Oh my god. Read your op back and imagine if it was your friend or worse your dd when she is older, telling you that their partner done this to their baby! You even have to ask? This is not acceptable behaviour. If he does this when she is a baby, what is acceptable when she is older? Ltb!!!!

goddessofsmallthings Thu 02-Jul-15 22:29:25

What will happen if you start throwing his toys around and breaking a few of them?

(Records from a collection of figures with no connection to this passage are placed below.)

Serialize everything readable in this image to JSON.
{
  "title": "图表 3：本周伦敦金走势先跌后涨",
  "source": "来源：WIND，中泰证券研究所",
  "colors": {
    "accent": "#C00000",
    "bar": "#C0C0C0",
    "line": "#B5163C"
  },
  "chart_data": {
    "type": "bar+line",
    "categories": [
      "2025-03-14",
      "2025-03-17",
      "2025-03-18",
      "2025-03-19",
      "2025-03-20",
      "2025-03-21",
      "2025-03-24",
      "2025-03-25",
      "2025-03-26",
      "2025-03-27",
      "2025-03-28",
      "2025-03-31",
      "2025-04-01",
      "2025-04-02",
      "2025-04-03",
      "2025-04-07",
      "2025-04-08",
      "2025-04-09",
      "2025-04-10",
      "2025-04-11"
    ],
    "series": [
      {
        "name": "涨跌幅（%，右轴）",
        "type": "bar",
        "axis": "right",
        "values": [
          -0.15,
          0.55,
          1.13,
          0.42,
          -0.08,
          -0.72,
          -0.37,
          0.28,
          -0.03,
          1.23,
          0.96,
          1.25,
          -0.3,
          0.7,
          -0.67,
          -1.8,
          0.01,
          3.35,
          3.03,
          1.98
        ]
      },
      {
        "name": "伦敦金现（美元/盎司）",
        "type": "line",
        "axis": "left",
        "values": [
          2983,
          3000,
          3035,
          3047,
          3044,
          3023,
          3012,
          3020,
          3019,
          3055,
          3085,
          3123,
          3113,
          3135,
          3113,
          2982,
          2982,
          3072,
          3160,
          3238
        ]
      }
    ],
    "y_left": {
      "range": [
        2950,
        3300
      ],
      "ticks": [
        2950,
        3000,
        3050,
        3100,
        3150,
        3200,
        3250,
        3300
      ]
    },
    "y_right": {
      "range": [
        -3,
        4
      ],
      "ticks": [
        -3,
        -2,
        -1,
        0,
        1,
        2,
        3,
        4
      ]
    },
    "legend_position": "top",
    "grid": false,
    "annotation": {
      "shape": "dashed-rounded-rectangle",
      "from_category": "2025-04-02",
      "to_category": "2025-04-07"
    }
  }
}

Prisons have no shortage of scum men like him who took their bad tempers out on their dc causing serious injury and worse.

I sincerely hope you know that you can NEVER EVER leave your dd with her father while you go out, or go in another room for that matter.

How old is your dd and what does this 'sleep training' consist of? If it's going to produce this response from him it needs to stop NOW and you need to get him out of your lives asap.

molyholy Thu 02-Jul-15 22:33:34

If that poor child is still in her cot she must be very young. A baby. I am sorry but this op has made me feel sick.

Eminado Thu 02-Jul-15 22:36:04

Oh my! shock

Please make arrangements to leave.

Broke a door?

I agree this environment must be terrifying for a small person.

ashtrayheart Thu 02-Jul-15 22:39:15

Leave, before it's your child he is shaking in anger sad

EhricLovesTheBhrothers Thu 02-Jul-15 22:41:36

This is emotional abuse. She will be harmed by growing up in this atmosphere. You need to take action to protect her.

Limer Thu 02-Jul-15 22:42:43

Leave.

Nothing a child does should make an adult react like he did.

schlong Thu 02-Jul-15 22:55:03

Ehric wtf are you going on about emotional abuse for? Manhandling a child into a cot is physical abuse. I'm agog. Seek outside help.

goddessofsmallthings Thu 02-Jul-15 22:58:35

This is physical abuse of a child and you should report it to the police otherwise you may not be able to stop him having unrestricted access to your dd including having her for overnight stays when you leave him/get him out of your home.

As it sounds as if you have to tread on eggshells around him, I suggest you call the police or visit your local police station tomorrow and talk to a child protection or domestic violence officer.

You won't be judged and will be given all the help you need to make your home a safe place for you and your dd.

The broken toys and the broken door are your evidence - don't throw them away/repair them until you have spoken to the police.